村松友視◎ギターとたくあん――堀威夫流不良の粋脈
* 年をこなすごとの仕事の内容や、対人関係によってゆっくりと躯から力が抜けていったせいで、生まれつきの正直な性格や気質が、素直に表面に出るようになったということであるのかもしれない。 たくあんを漬けはじめたのが1974年すなわち42歳、42年ぶりであらためてギターとよりをもどしたのが2002年すなわち70歳のとき…… 個人としての日常生活のベースに、たくあんとギターがかさなるようになって、今年で8年目ということになる。
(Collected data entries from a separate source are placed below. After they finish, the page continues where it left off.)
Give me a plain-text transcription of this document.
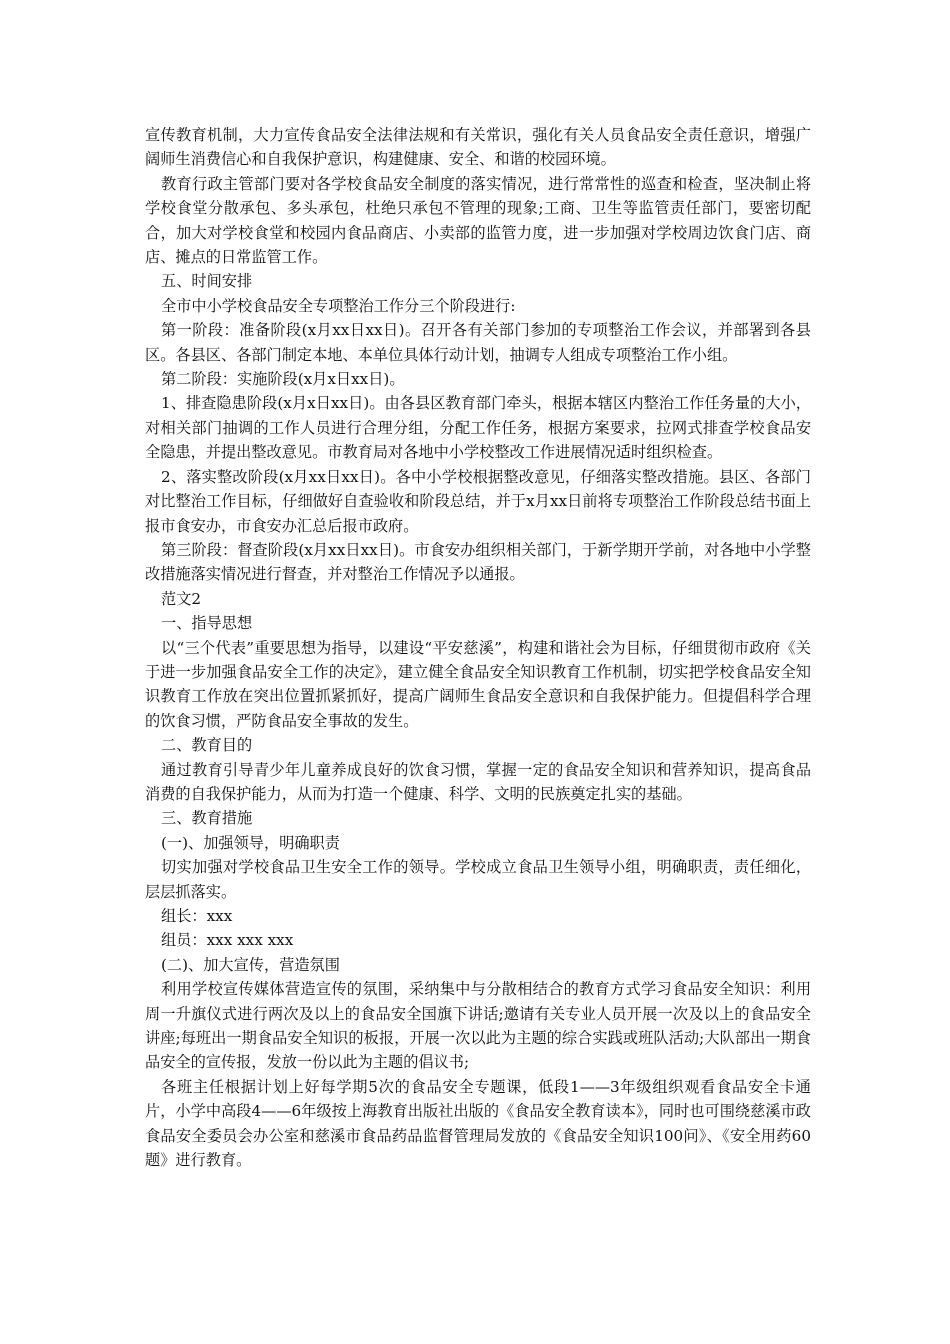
宣传教育机制，大力宣传食品安全法律法规和有关常识，强化有关人员食品安全责任意识，增强广阔师生消费信心和自我保护意识，构建健康、安全、和谐的校园环境。

教育行政主管部门要对各学校食品安全制度的落实情况，进行常常性的巡查和检查，坚决制止将学校食堂分散承包、多头承包，杜绝只承包不管理的现象;工商、卫生等监管责任部门，要密切配合，加大对学校食堂和校园内食品商店、小卖部的监管力度，进一步加强对学校周边饮食门店、商店、摊点的日常监管工作。

五、时间安排

全市中小学校食品安全专项整治工作分三个阶段进行:

第一阶段：准备阶段(x月xx日xx日)。召开各有关部门参加的专项整治工作会议，并部署到各县区。各县区、各部门制定本地、本单位具体行动计划，抽调专人组成专项整治工作小组。

第二阶段：实施阶段(x月x日xx日)。

1、排查隐患阶段(x月x日xx日)。由各县区教育部门牵头，根据本辖区内整治工作任务量的大小，对相关部门抽调的工作人员进行合理分组，分配工作任务，根据方案要求，拉网式排查学校食品安全隐患，并提出整改意见。市教育局对各地中小学校整改工作进展情况适时组织检查。

2、落实整改阶段(x月xx日xx日)。各中小学校根据整改意见，仔细落实整改措施。县区、各部门对比整治工作目标，仔细做好自查验收和阶段总结，并于x月xx日前将专项整治工作阶段总结书面上报市食安办，市食安办汇总后报市政府。

第三阶段：督查阶段(x月xx日xx日)。市食安办组织相关部门，于新学期开学前，对各地中小学整改措施落实情况进行督查，并对整治工作情况予以通报。

范文2

一、指导思想

以“三个代表”重要思想为指导，以建设“平安慈溪”，构建和谐社会为目标，仔细贯彻市政府《关于进一步加强食品安全工作的决定》，建立健全食品安全知识教育工作机制，切实把学校食品安全知识教育工作放在突出位置抓紧抓好，提高广阔师生食品安全意识和自我保护能力。但提倡科学合理的饮食习惯，严防食品安全事故的发生。

二、教育目的

通过教育引导青少年儿童养成良好的饮食习惯，掌握一定的食品安全知识和营养知识，提高食品消费的自我保护能力，从而为打造一个健康、科学、文明的民族奠定扎实的基础。

三、教育措施

(一)、加强领导，明确职责

切实加强对学校食品卫生安全工作的领导。学校成立食品卫生领导小组，明确职责，责任细化，层层抓落实。

组长：xxx

组员：xxx xxx xxx

(二)、加大宣传，营造氛围

利用学校宣传媒体营造宣传的氛围，采纳集中与分散相结合的教育方式学习食品安全知识：利用周一升旗仪式进行两次及以上的食品安全国旗下讲话;邀请有关专业人员开展一次及以上的食品安全讲座;每班出一期食品安全知识的板报，开展一次以此为主题的综合实践或班队活动;大队部出一期食品安全的宣传报，发放一份以此为主题的倡议书;

各班主任根据计划上好每学期5次的食品安全专题课，低段1——3年级组织观看食品安全卡通片，小学中高段4——6年级按上海教育出版社出版的《食品安全教育读本》，同时也可围绕慈溪市政食品安全委员会办公室和慈溪市食品药品监督管理局发放的《食品安全知识100问》、《安全用药60题》进行教育。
この8年間の意味合いを、私はあえて着目したいと思った。 現在の堀威夫には、不良の粋脈の奥におだやかな水脈が流れ、何とも男らしいやわらかさがあらわれているのだ。 そこに伝わってくるのは、スイング・ウエスト全盛時代のバンドマンの華、ホリプロ・ファウンダーの悠々たる貫禄、そして何か複雑きわまりない屈託をからめた男の、不思議で謎めいた不良の香りだった。 |
◎ギターとたくあん――堀威夫流不良の粋脈|村松友視|集英社|ISBN:9784087814439|2010年10月|評=△
<キャッチコピー>
綺羅星の如きスターを育んだ激動の50年!そのホリプロ創業者・堀威夫の正負の戸板返しの人生を、村松友視がみずからの生に照らし合わせて描き、逃げ水のように謎に満ちた男の素顔に迫る。
<memo>
堀威夫には本書にも多く引用されている『いつだって青春』(1992、増補文庫版は2005)がある。その自伝以降を含めた堀の人生をギターとたくあん漬けの特技をモチーフに描いている。ホリプロ50周年のお祝いパーティの席で出席者にこの本が配られたのだそうだ。 その種の本である。